Le baudet du Poitou

De l’époque gauloise, la passion d'éleveurs a permis de sauvegarder une race vouée à l'oubli. Vers 1980, il ne restait plus en effet qu'une soixantaine de baudets poitevins alors qu'à l'horizon 2000 plus de 200 sujets étaient répertoriés en Europe.
Par les actions de différents organismes ( Parc naturel régional du Marais poitevin avec les Haras nationaux, en association avec le Syndicat des éleveurs et l'Association pour la sauvegarde du baudet du Poitou, l'Asinerie Nationale, sise à Dampierre sur Boutonne (17)), ces sympathiques ânes peuvent encore témoigner par leur existence autre que dans des livres. Avec son bon caractère, le baudet du Poitou est un animal tranquille.
Pourtant, c'est plutôt ses qualités d'excellent reproducteur qui le font rechercher. En effet, c'est grâce au baudet qu'est assurée la production des mules poitevines, réputées pour leur puissance en attelage.

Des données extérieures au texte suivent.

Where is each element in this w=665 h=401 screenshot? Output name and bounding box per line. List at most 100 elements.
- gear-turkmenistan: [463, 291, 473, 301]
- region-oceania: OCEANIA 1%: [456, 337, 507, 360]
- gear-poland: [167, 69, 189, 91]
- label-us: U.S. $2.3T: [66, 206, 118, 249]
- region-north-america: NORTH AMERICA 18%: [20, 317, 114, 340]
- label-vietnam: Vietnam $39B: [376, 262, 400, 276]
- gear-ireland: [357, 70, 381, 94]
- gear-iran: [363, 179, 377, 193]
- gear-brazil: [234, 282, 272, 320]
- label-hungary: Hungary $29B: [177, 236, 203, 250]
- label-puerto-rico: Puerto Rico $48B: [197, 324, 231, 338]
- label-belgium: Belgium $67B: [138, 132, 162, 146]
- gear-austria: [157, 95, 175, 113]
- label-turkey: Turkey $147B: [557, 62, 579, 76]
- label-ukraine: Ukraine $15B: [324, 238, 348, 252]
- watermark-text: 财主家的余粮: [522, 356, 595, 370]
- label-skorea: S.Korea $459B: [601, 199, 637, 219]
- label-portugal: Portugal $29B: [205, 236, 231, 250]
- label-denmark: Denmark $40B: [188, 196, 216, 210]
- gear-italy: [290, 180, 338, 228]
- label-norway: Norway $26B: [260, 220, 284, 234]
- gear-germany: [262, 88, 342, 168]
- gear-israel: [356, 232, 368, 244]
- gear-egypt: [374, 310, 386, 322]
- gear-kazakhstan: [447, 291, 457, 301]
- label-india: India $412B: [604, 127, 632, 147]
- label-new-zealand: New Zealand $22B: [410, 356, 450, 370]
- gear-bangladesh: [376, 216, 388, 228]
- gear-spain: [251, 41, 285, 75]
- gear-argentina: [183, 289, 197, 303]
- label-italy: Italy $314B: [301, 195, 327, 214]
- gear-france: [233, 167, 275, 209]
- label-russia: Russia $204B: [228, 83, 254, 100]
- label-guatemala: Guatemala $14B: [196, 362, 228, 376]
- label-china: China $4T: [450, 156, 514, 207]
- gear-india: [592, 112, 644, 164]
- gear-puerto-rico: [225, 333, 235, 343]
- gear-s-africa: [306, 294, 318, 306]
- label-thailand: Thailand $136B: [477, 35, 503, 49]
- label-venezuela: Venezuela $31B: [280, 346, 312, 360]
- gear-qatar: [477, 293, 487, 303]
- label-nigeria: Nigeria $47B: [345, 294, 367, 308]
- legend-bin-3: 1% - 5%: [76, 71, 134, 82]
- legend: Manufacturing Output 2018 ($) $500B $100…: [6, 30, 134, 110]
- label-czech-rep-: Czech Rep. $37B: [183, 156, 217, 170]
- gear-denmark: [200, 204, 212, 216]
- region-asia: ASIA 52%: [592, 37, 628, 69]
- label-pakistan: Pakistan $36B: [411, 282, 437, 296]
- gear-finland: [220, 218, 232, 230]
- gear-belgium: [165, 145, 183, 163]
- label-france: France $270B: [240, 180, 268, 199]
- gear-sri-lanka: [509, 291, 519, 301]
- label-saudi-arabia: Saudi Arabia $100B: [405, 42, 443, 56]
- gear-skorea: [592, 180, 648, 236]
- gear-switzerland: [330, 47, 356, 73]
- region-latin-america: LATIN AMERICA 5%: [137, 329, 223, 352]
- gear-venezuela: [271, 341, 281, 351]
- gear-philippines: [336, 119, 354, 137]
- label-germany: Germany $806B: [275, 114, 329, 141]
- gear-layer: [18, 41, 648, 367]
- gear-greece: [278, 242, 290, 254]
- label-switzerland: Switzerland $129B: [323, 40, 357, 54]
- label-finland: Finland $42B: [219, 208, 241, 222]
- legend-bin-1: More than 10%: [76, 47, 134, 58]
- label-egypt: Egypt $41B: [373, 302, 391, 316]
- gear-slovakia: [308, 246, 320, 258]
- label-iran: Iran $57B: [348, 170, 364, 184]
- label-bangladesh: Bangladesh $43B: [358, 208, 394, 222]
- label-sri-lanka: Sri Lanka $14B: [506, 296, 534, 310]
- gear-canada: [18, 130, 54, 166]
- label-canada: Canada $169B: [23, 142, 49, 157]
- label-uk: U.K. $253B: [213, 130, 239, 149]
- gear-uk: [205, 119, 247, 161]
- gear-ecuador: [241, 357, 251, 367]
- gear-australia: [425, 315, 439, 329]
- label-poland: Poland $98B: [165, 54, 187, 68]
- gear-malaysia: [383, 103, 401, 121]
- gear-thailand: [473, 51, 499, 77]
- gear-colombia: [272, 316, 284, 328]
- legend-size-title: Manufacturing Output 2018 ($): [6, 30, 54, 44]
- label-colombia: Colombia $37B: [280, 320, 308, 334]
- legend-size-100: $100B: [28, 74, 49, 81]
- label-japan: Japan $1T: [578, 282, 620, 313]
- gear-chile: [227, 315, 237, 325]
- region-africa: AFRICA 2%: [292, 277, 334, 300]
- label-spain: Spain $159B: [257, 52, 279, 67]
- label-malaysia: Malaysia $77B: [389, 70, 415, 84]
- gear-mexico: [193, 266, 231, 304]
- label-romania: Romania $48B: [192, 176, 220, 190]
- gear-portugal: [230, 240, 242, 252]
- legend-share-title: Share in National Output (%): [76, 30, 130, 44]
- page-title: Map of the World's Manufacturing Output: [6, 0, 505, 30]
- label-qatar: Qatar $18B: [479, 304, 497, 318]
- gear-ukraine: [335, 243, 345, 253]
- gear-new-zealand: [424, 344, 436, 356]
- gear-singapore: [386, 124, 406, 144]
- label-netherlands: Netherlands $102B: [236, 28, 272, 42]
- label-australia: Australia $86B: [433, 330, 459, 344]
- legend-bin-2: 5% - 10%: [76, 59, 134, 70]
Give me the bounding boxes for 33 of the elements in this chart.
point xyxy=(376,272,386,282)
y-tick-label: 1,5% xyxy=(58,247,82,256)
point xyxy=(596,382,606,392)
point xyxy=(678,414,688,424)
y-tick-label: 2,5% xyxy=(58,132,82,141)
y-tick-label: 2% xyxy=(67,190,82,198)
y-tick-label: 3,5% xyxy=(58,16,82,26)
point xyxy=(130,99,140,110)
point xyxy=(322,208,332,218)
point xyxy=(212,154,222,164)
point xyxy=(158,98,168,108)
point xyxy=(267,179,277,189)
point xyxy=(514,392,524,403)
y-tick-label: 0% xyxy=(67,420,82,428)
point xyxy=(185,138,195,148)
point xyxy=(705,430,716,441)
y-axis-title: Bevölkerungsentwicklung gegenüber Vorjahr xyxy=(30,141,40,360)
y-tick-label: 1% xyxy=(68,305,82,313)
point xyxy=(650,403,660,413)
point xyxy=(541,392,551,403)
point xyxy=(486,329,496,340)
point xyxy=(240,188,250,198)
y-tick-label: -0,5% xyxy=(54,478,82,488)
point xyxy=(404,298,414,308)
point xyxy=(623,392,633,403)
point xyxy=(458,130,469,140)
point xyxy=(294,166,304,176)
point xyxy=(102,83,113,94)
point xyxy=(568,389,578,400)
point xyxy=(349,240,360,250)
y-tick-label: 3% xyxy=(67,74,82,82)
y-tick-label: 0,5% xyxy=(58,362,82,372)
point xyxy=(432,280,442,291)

PROFIL : bien charpenté et de grande taille, 1,40 m à 1,55 m pour le mâle pour un poids variant de 250 à 430 kg, le baudet arbore une épaisse fourrure dotée de mèches longues au poil dru. Bai brun ou "châtaigne", la robe peut aussi varier d'une couleur proche de la fougère sèche à un bai brun très foncé. La répartition de la couleur a également son importance. Le museau, le nez et le tour des yeux s'agrémentent d'une douce couleur blanche argenté tandis que le dessous du ventre et l'intérieur des cuisses arborent un gris bien clair.

Le grand noir du Berry

Depuis plusieurs siècles, les ânes sont très présents dans cette région de bocages du Berry. Tràs prisés par leur faible coût, ils étaient indispensables aux paysans berrichons afin de les utiliser pour le trait pour le travail des champs et des vignes, puis pour la batellerie comme pour les forges, pour la traction de petites carrioles ainsi que pour les transports vers le marché local ou le débardage. Pour ces rudes tâches, agricoles ou non, des animaux grands, forts en restant vifs, dociles et courageux étaient nécessaires. Au fil du temps, la sélection s'est donc opérée pour que le grand noir du Berry soit parfaitement bien adaptée à ces fonctions. D'autant que ces ânes ont rapidement remplacé les hommes pour tracter les péniches sur le canal du Berry.
C'est au sud du Berry, à Lignières, qu'une association, soucieuse de conserver les traditions populaires dans le Berry, s'est inquiétée de la disparition des ânes dans la région. En mobilisant éleveurs et marchands, elle organise alors, en 1986, la première foire aux ânes et aux mules de Lignières. C'est également à cette époque que ces mêmes passionnés se réunissent pour mettre au point le standard de l'âne berrichon, en se basant sur les nombreuses archives et cartes postales rassemblées dans la région. Mais ce n'est qu'en 1993 que les Haras nationaux peaufinent, avec l'association française de l'âne grand noir du Berry, le règlement du Stu
d-Book et l'inscription à titre initial ; la race sera en suite reconnue en 1994.
Depuis, le grand noir du Berry fait la joie de nombre de randonneurs pour lesquels il transporte les bagages ; il est également attelé pour les balades et est utilisé pour la production de mules.
Profil : d'une robe unie ; noir à bai brun foncé ; dépourvue de bande cruciale, de raie de mulet et de zébrures. Le grand noir du Berry affiche une taille de 1,35 m à 1,45 m pour le mâle, et pas moins de 1,30 m pour la femelle, avec un poil court, voire ras, en été. Le ventre, l'aine et l'intérieur des cuisses sont gris blanc ; la tête rectiligne, avec le bout du nez gris blanc et parfois le chanfrein, quelques fois cerné de roux.